Si è deciso di non escludere nessuna traccia, nessuna segnalazione e, dopo gli avvistamenti di Peretola, Ponsacco, Pisa, Madonna dell'Acqua e Viareggio, si è tornati a cercare nella zona di San Giuliano Terme, attraverso una nuova pista, quella che condotto sul Monte Castellare. Tra la mattina e il primo pomeriggio di domenica, il gruppo speleologico pisano ha raggiunto le pendici meridionali del monte, insieme alla troupe della trasmissione "Chi l'ha visto?".
Qui si trova la Buca delle Fate, il più grande sistema ipogeo di origine carsica dei Monti Pisani, il quale si estende, a partire da cinque entrate, per ben 500 metri, fino a toccare i 185 metri di profondità.
Perdersi su questo monte, impervio e pieno di insidie, è semplice per chi non è esperto, ma non altrettanto semplice è raggiungere la zona della Buca delle Fate a notte fonda, sola, e in pigiama e ciabatte come era la donna, anche perché, a seguito di numerosi incidenti, l'accesso alla parte più pericolosa dell'area è stato transennato con un cancello e un recinto in rete.
Attraverso una delle insenature più grandi e visibili, si sono calati gli speleologi, insieme al giornalista di Rai Tre Ercole Rocchetti e agli operatori televisivi, fino a raggiungere la parte più profonda di questa immensa voragine naturale.
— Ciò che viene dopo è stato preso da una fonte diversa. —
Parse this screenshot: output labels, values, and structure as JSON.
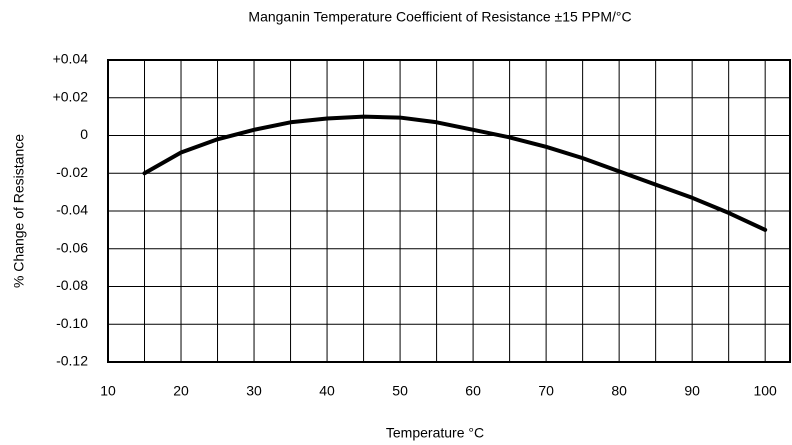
{
  "chart_data": {
    "type": "line",
    "title": "Manganin Temperature Coefficient of Resistance ±15 PPM/°C",
    "x_label": "Temperature °C",
    "y_label": "% Change of Resistance",
    "x": [
      15,
      20,
      25,
      30,
      35,
      40,
      45,
      50,
      55,
      60,
      65,
      70,
      75,
      80,
      85,
      90,
      95,
      100
    ],
    "series": [
      {
        "color": "#000000",
        "values": [
          -0.02,
          -0.009,
          -0.002,
          0.003,
          0.007,
          0.009,
          0.01,
          0.0095,
          0.007,
          0.003,
          -0.001,
          -0.006,
          -0.012,
          -0.019,
          -0.026,
          -0.033,
          -0.041,
          -0.05
        ]
      }
    ],
    "xlim": [
      10,
      103.4
    ],
    "xticks": [
      10,
      20,
      30,
      40,
      50,
      60,
      70,
      80,
      90,
      100
    ],
    "xgrid": [
      15,
      20,
      25,
      30,
      35,
      40,
      45,
      50,
      55,
      60,
      65,
      70,
      75,
      80,
      85,
      90,
      95,
      100
    ],
    "ylim": [
      -0.12,
      0.04
    ],
    "yticks": [
      {
        "value": 0.04,
        "label": "+0.04"
      },
      {
        "value": 0.02,
        "label": "+0.02"
      },
      0,
      -0.02,
      -0.04,
      -0.06,
      -0.08,
      {
        "value": -0.1,
        "label": "-0.10"
      },
      -0.12
    ],
    "grid": true
  }
}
Le grotte sono state setacciate, per cinque lunghe ore di ricerche, ma senza alcun risultato. Gli speleologi, quasi certi che la donna potesse essere caduta o che qualcuno potesse averla gettata nelle profondità del sottosuolo, sono riemersi dalla cavità senza che, anche per questa volta, il mistero sia stato dipanato.
Le ricerche quindi proseguono, con gli investigatori ancora convinti che la donna possa essersi allontanata da sola, cosa che familiari e amici invece continuano a escludere. Nonostante la spedizione speleologica abbia permesso di confutare questa prima conclusione, non hanno ancora risposta i molteplici interrogativi che accompagnano da 23 giorni la scomparsa della donna, che il martedì precedente la scomparsa, era caduta sbattendo la testa.
E mentre il tempo passa, portando con sé nuovi timori, resta però una speranza, quella che presto si possa scrivere la parola "fine" a questa vicenda.